HOW DO YOU SAY “AMAP”?
Comme Claire, Ray est grazing clerk, c’est-à- dire référent pour le grazing committee local. Il raconte que le croft comme unité foncière agricole est solidement verrouillé par la loi, qui oblige en théorie les crofters à habiter et à utiliser leur croft. C’est pourtant une exception, car la plupart des d’entre eux ne pratiquent aucune activité agricole, mais gardent jalousement leur « droit d’usage » pour le jour où ils voudraient en faire quelque chose. Le fonctionnement des grazing committees, censés informer la Crofting Commission de ce genre de dérive, pousse en fait le grazing clerk à l’immobilisme pour maintenir la paix et l’unité du township. Cet état de fait ne laisse guère la place aux nouveaux venus et à leurs projets agricoles. C’est une des raisons pour lesquelles il est si difficile de trouver des produits locaux. Selon Ray, c’est aussi parce que les normes de commercialisation sont volontairement adaptées aux produits des fermes industrielles tandis que ceux des crofts sont privés de distribution. Quand nos hôtes ont des excédents, ils font du troc avec les voisins. Sinon, la vente directe ou l’équivalent des AMAP sont anecdotiques au nord de l’Écosse, et il est compliqué d’éviter le plastique de Tesco pour faire des provisions. Quant à vivre du crofting, Anna et Ray sont dubitatifs : ils arrivent à s’en sortir parce qu’ils sont arrivés avec un pécule, mais les rares crofters qui ne vivent que de leurs bêtes et de leurs cultures mangent beaucoup de pommes de terre.
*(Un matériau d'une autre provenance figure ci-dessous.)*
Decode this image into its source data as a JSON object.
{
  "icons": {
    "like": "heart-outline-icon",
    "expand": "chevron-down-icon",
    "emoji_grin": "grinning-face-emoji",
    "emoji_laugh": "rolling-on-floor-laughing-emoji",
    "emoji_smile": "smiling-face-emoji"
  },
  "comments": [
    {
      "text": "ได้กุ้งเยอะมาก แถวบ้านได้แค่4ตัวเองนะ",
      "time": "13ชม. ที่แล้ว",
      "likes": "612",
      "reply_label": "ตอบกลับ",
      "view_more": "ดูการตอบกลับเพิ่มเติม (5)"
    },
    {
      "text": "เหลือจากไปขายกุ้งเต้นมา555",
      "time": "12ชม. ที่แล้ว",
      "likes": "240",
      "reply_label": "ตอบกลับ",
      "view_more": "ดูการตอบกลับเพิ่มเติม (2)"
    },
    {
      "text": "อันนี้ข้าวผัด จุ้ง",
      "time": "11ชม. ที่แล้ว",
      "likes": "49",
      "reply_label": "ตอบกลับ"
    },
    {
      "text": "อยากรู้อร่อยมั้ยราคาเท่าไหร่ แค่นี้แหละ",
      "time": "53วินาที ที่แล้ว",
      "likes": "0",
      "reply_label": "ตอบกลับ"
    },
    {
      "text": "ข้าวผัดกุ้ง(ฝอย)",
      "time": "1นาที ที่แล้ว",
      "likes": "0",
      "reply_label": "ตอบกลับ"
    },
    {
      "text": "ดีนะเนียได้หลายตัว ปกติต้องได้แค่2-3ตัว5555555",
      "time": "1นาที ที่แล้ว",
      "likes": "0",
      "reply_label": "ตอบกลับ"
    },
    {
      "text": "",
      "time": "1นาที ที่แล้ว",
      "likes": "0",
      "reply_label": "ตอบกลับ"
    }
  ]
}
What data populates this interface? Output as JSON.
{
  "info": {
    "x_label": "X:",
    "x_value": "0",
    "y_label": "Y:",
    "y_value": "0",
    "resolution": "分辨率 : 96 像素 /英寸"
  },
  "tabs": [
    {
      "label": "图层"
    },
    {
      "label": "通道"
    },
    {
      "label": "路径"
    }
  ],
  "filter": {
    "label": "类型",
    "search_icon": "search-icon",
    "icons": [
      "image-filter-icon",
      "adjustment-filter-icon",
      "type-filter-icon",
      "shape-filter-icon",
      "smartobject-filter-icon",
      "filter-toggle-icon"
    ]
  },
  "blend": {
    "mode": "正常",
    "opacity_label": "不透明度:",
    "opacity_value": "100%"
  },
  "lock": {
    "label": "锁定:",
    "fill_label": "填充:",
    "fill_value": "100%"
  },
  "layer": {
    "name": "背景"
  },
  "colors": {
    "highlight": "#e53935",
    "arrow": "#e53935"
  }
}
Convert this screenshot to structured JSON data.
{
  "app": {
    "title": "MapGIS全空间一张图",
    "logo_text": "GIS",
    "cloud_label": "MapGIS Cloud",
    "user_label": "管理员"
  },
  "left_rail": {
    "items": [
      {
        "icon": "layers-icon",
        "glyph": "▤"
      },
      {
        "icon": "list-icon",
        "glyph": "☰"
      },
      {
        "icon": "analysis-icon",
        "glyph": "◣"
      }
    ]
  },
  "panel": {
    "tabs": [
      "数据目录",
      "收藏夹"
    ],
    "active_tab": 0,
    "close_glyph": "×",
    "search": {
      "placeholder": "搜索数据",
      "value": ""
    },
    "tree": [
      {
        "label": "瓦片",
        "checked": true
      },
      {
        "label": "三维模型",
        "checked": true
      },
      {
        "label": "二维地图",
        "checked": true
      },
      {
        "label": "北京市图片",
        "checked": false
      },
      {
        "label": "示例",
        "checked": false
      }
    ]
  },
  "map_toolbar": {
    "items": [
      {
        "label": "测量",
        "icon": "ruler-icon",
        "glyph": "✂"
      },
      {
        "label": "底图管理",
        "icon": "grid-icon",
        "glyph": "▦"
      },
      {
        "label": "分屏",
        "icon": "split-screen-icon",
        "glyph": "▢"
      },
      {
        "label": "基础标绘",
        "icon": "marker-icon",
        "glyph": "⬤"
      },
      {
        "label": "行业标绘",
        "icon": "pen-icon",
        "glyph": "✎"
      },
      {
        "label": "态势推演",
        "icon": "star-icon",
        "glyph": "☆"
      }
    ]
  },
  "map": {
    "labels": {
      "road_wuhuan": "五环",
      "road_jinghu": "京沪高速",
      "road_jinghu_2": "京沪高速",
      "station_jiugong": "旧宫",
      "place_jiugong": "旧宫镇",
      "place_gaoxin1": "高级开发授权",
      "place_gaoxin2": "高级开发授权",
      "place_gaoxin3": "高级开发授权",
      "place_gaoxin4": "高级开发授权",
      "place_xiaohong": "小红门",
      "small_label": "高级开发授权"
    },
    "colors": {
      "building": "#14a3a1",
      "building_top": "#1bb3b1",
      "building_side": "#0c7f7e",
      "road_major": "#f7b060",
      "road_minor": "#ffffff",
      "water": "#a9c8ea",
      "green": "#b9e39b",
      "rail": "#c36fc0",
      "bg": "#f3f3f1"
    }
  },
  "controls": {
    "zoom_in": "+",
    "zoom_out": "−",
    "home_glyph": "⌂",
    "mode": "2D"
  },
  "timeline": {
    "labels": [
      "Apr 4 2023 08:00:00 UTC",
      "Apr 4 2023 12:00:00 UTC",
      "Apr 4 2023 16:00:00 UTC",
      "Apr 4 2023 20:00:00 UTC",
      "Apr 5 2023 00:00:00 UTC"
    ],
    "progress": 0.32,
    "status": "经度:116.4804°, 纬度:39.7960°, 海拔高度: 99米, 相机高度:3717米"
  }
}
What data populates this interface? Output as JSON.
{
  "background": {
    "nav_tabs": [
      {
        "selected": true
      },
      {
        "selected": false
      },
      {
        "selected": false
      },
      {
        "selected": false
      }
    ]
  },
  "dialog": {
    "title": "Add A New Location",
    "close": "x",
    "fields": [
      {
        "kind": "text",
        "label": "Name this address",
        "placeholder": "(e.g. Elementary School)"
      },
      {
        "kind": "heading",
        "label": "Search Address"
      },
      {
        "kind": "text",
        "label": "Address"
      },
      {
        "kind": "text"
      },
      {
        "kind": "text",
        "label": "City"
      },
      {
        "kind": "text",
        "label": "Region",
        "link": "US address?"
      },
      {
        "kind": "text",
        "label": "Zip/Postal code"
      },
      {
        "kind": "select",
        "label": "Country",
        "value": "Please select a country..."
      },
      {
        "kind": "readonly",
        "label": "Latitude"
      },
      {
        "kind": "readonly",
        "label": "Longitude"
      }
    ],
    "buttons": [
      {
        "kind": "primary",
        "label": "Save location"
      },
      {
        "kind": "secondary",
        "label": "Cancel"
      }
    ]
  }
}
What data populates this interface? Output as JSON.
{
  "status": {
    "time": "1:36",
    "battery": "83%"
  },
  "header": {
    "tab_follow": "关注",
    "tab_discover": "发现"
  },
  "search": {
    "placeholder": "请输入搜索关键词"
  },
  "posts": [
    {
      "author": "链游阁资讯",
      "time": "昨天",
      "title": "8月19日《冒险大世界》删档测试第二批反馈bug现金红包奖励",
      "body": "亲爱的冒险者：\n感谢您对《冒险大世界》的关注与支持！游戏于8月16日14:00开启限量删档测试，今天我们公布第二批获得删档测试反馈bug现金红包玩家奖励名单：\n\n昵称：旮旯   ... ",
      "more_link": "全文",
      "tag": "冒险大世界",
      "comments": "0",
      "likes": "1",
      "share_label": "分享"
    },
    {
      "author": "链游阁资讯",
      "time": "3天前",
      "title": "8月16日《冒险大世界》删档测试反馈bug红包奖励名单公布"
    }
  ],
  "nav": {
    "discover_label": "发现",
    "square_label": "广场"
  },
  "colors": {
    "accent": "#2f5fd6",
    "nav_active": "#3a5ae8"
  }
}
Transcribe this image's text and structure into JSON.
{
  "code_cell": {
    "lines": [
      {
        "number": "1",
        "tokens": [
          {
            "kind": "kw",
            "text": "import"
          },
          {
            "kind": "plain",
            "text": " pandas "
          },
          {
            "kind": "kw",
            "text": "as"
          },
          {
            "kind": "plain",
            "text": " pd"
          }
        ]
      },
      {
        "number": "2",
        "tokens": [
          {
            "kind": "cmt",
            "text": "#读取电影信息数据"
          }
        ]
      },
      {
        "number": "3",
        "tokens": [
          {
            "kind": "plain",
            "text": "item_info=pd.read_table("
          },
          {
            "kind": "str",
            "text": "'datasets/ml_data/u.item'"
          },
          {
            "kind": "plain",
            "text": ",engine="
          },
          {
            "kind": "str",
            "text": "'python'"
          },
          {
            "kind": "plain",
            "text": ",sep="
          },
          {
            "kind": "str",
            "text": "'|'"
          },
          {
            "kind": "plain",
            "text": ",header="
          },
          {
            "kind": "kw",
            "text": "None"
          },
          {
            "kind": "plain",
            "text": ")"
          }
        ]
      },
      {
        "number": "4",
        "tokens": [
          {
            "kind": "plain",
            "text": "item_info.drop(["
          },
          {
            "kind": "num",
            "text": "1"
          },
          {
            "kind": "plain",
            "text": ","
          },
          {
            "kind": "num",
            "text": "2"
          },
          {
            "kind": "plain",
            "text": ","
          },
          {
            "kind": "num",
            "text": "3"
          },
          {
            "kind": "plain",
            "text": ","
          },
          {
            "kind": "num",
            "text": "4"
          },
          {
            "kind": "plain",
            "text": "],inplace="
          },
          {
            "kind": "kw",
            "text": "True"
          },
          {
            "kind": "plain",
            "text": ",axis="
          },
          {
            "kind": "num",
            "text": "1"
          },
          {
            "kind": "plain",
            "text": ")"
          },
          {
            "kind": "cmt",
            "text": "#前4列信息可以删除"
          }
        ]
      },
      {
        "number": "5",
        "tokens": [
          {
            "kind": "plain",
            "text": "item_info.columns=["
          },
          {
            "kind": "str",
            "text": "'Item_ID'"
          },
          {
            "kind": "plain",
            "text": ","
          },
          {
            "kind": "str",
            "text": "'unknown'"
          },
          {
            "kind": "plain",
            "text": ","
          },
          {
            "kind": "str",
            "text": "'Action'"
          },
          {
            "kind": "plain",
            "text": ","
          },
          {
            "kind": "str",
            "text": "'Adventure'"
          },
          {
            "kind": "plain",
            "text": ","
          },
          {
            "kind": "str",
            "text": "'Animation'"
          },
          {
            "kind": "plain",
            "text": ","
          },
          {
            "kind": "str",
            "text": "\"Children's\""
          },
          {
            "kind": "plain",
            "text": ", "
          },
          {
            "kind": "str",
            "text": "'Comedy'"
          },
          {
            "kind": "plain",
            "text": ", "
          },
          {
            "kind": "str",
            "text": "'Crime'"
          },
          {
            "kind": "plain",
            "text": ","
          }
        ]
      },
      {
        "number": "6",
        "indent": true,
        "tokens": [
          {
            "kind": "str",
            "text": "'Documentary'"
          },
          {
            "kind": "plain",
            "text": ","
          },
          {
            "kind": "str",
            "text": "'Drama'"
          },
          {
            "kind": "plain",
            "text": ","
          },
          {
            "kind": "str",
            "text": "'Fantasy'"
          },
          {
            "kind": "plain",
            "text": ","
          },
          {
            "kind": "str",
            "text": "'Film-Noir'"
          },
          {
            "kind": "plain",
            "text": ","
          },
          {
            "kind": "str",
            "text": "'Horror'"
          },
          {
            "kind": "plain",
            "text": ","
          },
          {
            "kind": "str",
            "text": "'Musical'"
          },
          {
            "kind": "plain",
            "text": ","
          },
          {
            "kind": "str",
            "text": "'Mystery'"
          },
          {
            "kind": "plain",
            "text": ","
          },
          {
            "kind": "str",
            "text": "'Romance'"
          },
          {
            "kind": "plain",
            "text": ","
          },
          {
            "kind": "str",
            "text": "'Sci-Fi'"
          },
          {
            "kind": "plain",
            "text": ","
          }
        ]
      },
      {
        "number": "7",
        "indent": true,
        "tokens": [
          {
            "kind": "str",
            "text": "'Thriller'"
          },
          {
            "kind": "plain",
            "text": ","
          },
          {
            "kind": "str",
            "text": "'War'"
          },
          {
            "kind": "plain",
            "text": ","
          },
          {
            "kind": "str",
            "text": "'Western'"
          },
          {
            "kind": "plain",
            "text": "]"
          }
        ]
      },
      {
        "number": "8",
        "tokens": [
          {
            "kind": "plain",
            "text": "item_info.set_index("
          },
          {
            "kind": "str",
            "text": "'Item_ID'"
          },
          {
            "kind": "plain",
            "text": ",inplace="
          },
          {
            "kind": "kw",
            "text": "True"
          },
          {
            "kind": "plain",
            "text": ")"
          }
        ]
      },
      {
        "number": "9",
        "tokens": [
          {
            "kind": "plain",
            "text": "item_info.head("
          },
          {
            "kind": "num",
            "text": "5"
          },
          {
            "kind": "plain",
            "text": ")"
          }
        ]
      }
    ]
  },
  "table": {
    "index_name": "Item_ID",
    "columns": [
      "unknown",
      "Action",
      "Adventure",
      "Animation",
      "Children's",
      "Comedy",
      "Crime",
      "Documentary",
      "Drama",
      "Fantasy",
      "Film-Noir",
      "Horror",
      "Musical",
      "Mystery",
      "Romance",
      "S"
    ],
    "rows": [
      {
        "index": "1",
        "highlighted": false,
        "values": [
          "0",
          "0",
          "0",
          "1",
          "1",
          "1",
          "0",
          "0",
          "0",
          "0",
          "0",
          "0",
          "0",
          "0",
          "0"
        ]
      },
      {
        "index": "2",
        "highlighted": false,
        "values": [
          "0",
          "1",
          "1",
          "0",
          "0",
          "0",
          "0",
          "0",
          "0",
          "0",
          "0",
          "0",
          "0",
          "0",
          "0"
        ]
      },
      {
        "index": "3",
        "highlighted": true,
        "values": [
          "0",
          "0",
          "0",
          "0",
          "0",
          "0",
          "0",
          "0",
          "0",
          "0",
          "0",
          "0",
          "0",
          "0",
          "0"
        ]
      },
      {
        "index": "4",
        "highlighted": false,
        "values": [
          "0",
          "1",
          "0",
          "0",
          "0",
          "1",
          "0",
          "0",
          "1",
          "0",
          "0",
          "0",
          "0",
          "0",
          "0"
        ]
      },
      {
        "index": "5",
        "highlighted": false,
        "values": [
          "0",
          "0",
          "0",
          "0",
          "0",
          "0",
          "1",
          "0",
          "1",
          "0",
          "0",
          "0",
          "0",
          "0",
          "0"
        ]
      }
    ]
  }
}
Au moment du café, le Brexit s’invite dans la conversation. Ray m’explique que ça pourrait avoir des conséquences sur les crofters qui vendent leur bétail aux enchères à des grossistes dont les camions réfrigérés alimentent le marché européen. Si le Royaume-Uni sort de l’Union, l’Écosse voudra l’indépendance pour y retourner, se coupant en partie des débouchés anglais. Quand je demande si ces péripéties commerciales pourraient mettre fin à la valse folle des importations-exportations, relocaliser l’économie et la production agricole dans le nord de l’Écosse, qui était quasiment autosuffisant il y a cinquante ans, Ray me lance un regard dans lequel je lis Inch’Allah. Dans tous les cas, les crofts seront plus rapides à s’adapter que les exploitations mécanisées du Sud, encore plus dépendantes du pétrole et des cours des marchés mondiaux. Quand l’effondrement atteindra les rives des Highlands, le salut alimentaire dépendra peut-être du réveil des crofts et des vieilles pratiques d’entraide et de mise en commun de la terre héritées des temps difficiles.
De retour à Ullapool, on dîne au Seafood Shack, un foodtruck pour bobos en K-way qui propose du poisson local dans des barquettes en amidon biodégradable. Ils travaillent directement avec un des petits pêcheurs que je croyais disparus. On se régale pendant que l’hymne à l’espoir est interprété par un cortège de cornemuses, de tambours et de carreaux qui s’avance triomphalement sur la jetée.